A third possible mechanism is the presence of an abnormal population of progenitor cells in the subcutaneous fat, which then in turn may act as a source of cells that cause DD pathology. Mesenchymal stem cells and multipotent progenitor cells have been characterized in subcutaneous fat [26, 47]. It has been speculated that stem cells or progenitor cells may be the origins of cells which cause fibrogenesis in peyronie’s disease [11], liver fibrosis following mesenchymal stem cell transplantation [42], and fibrotic disorder of the skeletal muscles [24]. Stem cells are also involved in wound healing [12]. Involvement of stem-like cell in abnormal cell growth, such as cancers, has also been increasingly well characterized [45].

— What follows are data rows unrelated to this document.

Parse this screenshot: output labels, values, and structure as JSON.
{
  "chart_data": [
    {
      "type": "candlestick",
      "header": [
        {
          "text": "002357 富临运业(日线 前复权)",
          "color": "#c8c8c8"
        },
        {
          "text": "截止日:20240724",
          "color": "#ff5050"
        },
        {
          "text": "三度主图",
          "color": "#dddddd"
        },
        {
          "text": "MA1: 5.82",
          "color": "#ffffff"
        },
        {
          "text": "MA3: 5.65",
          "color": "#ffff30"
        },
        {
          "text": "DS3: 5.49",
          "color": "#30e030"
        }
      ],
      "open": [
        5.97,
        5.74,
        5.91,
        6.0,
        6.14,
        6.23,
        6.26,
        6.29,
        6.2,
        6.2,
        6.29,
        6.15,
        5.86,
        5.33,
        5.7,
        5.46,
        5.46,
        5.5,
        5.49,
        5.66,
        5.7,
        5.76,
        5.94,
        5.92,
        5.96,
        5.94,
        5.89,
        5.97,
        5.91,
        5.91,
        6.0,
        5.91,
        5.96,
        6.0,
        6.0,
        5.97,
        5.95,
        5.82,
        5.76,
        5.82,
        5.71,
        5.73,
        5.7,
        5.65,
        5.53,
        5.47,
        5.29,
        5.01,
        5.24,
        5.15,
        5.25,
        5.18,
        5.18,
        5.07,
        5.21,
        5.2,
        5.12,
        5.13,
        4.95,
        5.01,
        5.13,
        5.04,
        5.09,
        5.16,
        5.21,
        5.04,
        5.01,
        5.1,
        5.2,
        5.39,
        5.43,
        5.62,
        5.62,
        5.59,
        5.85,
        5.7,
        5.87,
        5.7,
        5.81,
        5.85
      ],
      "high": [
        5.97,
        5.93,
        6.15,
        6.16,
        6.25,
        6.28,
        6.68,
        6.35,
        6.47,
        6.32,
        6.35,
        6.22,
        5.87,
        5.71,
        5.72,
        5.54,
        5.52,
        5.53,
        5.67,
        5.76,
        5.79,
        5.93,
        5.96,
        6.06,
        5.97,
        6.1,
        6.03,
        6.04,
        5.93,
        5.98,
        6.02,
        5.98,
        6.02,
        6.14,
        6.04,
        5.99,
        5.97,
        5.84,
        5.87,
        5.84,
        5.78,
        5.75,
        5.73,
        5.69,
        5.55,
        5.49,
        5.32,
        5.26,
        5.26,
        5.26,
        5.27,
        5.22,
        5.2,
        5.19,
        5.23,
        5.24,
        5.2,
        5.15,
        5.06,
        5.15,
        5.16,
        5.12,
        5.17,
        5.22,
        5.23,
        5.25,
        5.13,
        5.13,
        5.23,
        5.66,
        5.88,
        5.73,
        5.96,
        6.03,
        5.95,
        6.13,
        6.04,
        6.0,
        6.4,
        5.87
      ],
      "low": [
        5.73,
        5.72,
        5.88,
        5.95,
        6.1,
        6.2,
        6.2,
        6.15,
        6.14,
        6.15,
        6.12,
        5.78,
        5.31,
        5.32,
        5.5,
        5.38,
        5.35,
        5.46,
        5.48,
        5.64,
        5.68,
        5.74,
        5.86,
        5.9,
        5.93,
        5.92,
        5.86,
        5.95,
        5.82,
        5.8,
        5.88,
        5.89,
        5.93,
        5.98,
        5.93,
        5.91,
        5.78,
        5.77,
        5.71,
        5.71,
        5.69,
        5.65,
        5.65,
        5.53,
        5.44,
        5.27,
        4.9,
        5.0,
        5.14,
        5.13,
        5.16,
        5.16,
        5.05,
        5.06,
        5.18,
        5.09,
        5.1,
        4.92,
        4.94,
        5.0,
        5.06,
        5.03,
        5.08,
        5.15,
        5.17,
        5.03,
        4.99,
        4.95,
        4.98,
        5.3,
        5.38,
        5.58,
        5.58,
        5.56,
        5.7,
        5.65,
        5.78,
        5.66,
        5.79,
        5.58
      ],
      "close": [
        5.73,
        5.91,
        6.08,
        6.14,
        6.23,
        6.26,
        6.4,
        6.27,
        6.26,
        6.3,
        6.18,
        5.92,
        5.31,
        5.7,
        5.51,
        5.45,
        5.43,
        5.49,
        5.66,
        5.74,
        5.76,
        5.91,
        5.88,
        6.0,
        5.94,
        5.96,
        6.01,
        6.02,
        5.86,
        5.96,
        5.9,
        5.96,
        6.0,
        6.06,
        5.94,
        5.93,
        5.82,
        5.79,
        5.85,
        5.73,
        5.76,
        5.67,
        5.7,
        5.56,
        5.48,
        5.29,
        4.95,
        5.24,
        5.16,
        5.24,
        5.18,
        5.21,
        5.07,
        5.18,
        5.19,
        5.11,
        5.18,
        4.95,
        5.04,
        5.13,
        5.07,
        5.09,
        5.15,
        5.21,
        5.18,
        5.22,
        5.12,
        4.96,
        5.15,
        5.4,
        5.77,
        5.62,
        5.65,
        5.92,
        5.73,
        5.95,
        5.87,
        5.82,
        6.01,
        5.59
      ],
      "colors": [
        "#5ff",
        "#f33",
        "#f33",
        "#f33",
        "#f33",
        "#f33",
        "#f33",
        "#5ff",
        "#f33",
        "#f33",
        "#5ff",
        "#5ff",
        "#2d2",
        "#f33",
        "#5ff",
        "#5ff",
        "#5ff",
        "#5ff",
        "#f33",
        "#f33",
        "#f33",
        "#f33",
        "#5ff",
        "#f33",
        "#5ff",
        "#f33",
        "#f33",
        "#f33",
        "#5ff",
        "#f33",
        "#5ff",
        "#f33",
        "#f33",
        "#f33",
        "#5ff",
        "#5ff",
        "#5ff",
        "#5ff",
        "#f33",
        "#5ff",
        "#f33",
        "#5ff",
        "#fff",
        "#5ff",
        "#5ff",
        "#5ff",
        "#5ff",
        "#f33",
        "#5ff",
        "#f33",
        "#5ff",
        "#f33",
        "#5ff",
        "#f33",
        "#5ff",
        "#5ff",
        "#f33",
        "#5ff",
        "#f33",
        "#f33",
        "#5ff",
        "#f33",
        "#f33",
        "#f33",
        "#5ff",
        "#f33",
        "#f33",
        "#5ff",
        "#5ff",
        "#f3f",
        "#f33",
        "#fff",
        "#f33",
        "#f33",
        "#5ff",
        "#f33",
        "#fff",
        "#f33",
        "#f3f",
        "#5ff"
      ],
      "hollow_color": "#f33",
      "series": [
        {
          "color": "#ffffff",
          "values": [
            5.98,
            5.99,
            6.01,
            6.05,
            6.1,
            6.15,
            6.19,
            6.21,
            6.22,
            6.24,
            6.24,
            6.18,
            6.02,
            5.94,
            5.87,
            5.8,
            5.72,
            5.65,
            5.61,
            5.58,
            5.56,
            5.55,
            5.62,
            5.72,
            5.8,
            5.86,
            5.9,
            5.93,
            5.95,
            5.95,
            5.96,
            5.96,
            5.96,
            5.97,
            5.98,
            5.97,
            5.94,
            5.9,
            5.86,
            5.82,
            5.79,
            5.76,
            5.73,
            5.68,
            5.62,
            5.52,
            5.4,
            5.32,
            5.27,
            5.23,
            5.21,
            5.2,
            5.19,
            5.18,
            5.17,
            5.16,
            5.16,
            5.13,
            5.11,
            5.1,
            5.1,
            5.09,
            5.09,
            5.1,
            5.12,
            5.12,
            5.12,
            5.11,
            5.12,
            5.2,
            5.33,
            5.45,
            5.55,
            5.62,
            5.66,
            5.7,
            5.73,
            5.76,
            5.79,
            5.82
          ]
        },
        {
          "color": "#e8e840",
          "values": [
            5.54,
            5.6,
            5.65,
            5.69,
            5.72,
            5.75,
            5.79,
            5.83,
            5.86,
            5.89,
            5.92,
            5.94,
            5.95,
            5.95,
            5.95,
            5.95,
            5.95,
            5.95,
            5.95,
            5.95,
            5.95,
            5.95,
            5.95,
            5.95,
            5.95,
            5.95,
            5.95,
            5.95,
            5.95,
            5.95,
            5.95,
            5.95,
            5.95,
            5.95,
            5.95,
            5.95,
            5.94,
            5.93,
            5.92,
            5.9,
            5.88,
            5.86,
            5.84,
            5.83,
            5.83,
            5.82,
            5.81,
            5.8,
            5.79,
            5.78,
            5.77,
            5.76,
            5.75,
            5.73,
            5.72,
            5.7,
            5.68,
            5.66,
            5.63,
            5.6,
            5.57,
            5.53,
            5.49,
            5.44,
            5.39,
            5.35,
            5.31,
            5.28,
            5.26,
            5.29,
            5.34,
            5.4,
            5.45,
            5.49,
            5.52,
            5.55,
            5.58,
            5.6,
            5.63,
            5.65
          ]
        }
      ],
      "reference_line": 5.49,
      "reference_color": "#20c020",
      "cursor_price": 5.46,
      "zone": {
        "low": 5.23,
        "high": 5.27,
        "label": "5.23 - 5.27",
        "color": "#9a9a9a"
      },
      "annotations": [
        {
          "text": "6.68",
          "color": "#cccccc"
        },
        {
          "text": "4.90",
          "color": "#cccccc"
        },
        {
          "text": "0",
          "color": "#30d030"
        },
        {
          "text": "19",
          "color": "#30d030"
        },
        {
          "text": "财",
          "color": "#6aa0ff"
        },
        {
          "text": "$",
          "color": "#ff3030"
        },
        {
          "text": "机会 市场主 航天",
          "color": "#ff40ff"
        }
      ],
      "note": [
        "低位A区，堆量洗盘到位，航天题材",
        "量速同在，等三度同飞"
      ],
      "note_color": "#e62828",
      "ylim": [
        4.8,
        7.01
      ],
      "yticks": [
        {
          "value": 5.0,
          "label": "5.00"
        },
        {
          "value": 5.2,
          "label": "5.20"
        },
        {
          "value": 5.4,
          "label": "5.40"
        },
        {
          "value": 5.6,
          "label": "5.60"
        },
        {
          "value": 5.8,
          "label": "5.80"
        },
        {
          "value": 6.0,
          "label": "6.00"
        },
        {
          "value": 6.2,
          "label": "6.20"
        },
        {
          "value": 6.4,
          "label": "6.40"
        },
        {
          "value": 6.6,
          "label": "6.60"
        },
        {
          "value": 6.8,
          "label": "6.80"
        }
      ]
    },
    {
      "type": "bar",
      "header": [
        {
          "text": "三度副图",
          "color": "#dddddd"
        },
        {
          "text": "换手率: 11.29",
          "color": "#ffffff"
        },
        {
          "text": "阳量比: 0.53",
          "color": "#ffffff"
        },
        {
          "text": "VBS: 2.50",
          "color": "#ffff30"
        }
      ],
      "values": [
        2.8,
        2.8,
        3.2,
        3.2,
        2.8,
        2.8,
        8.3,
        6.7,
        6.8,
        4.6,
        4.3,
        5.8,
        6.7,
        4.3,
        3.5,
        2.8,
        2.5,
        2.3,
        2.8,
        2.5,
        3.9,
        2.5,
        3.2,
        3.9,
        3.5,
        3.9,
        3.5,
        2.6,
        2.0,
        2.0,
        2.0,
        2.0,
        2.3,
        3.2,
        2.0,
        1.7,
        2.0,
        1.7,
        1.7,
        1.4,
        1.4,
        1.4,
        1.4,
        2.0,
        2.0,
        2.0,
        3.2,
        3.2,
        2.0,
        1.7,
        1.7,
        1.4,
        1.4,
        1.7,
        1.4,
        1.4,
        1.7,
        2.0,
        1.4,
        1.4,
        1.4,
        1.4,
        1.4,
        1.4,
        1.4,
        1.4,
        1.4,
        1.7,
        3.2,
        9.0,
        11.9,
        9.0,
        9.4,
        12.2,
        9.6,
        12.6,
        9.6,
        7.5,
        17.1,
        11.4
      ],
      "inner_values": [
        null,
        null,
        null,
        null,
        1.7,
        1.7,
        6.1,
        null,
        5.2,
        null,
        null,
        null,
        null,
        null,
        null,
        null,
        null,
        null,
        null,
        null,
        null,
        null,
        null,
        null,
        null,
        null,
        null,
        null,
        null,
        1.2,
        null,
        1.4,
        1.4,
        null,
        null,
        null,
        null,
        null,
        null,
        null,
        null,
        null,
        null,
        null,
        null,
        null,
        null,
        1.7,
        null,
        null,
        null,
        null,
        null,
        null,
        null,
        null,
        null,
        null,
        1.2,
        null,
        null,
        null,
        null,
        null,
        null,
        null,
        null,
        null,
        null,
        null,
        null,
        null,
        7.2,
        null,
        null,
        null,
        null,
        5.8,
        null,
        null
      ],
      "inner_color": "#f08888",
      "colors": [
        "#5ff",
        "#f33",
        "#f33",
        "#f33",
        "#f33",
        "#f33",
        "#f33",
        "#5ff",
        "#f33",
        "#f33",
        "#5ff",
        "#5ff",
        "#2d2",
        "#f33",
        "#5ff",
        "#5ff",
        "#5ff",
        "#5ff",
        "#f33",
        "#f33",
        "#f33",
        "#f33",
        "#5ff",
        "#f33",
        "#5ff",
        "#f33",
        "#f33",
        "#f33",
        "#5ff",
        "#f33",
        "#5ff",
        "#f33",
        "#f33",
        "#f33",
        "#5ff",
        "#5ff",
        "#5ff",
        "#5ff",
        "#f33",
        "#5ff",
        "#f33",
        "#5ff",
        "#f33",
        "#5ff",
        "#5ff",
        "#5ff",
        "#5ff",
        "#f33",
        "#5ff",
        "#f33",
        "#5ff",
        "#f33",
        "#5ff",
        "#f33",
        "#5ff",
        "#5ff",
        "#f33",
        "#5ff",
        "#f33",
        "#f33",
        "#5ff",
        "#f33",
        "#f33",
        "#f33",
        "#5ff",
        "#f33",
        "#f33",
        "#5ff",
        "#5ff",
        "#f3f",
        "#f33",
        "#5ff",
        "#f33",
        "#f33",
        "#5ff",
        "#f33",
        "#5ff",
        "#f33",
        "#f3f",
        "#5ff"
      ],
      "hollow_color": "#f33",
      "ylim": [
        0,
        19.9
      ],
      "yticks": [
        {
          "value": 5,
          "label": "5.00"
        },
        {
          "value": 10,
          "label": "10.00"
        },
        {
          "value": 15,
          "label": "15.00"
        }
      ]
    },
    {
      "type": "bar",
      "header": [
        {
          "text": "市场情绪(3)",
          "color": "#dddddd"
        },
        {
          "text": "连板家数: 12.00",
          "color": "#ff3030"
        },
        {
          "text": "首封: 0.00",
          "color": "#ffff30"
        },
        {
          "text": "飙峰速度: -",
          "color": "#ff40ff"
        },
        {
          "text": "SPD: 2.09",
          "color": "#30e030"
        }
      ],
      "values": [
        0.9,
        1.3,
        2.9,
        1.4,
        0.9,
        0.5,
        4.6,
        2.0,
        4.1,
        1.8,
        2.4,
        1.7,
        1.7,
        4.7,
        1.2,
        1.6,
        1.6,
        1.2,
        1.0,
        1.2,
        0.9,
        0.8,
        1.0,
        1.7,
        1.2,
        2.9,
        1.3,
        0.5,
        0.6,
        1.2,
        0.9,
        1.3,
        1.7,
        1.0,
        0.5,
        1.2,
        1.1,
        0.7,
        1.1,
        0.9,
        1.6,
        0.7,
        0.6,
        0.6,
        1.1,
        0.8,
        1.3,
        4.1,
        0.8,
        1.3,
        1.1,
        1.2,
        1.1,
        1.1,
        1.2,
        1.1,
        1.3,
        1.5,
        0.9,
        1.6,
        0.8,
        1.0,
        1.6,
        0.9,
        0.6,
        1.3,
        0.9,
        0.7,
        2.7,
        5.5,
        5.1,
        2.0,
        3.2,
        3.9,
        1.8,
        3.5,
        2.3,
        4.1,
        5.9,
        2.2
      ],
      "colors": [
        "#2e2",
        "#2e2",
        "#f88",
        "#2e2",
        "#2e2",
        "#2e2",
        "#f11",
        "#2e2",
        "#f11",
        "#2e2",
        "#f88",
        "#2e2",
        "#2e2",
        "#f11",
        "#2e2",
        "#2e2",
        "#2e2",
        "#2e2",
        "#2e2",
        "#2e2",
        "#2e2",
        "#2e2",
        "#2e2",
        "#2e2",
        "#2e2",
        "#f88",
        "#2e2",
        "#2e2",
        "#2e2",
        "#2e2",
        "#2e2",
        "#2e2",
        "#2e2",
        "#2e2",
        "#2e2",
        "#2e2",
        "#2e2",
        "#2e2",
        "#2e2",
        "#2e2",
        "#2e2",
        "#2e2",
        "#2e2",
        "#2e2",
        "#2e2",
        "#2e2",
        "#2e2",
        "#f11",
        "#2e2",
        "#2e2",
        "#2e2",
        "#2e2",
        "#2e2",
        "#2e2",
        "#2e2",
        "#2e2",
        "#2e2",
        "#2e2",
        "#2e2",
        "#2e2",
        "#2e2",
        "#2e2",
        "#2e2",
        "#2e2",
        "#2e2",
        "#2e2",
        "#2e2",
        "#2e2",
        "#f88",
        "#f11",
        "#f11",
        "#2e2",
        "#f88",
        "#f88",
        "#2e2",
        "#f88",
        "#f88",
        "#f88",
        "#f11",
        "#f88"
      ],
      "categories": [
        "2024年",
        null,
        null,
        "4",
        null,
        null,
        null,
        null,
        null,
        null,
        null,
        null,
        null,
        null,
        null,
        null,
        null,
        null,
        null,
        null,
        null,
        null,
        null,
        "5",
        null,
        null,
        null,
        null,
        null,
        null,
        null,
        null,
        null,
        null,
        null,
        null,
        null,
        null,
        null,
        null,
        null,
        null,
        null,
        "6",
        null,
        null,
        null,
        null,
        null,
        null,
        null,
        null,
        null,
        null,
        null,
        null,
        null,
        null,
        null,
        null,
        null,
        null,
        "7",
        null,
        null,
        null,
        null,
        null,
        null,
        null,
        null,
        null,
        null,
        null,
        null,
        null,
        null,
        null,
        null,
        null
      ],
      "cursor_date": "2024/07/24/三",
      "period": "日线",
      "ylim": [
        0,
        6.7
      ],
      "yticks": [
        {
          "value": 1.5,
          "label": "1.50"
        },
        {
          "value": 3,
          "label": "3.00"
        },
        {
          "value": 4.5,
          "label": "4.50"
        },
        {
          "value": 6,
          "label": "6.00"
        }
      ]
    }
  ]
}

Of the six candidate genes studied, there were no significantly different gene expressions between the external fascia from samples obtained from patient undergoing carpal tunnel release in subjects suffering from carpal tunnel syndrome (CTS) and the internal fascia from DD cases. Using whole genome microarray analysis, Rehman et al. [35] demonstrated some differential gene expression between external and internal control fascia. However, only seven genes, out of approximately 14,500 genes, were reported to show significantly different gene expression [35]. Further studies may need to be carried out to investigate the use of transverse-palmar fascia as internal control.
While no differential gene expression was observed for the six selected candidate genes between skin or normal fascia from DD and control subjects, differential gene expression for three of the six genes was shown in DD subcutaneous fat. As well as suggesting a possibility of using internal nonaffected fascia from DD patients as internal control, these results also support the hypothesis that fat may be involved in DD. Further work involving DD subcutaneous fat should be encouraged to elucidate and confirm the role of fat in DD pathology or recurrence.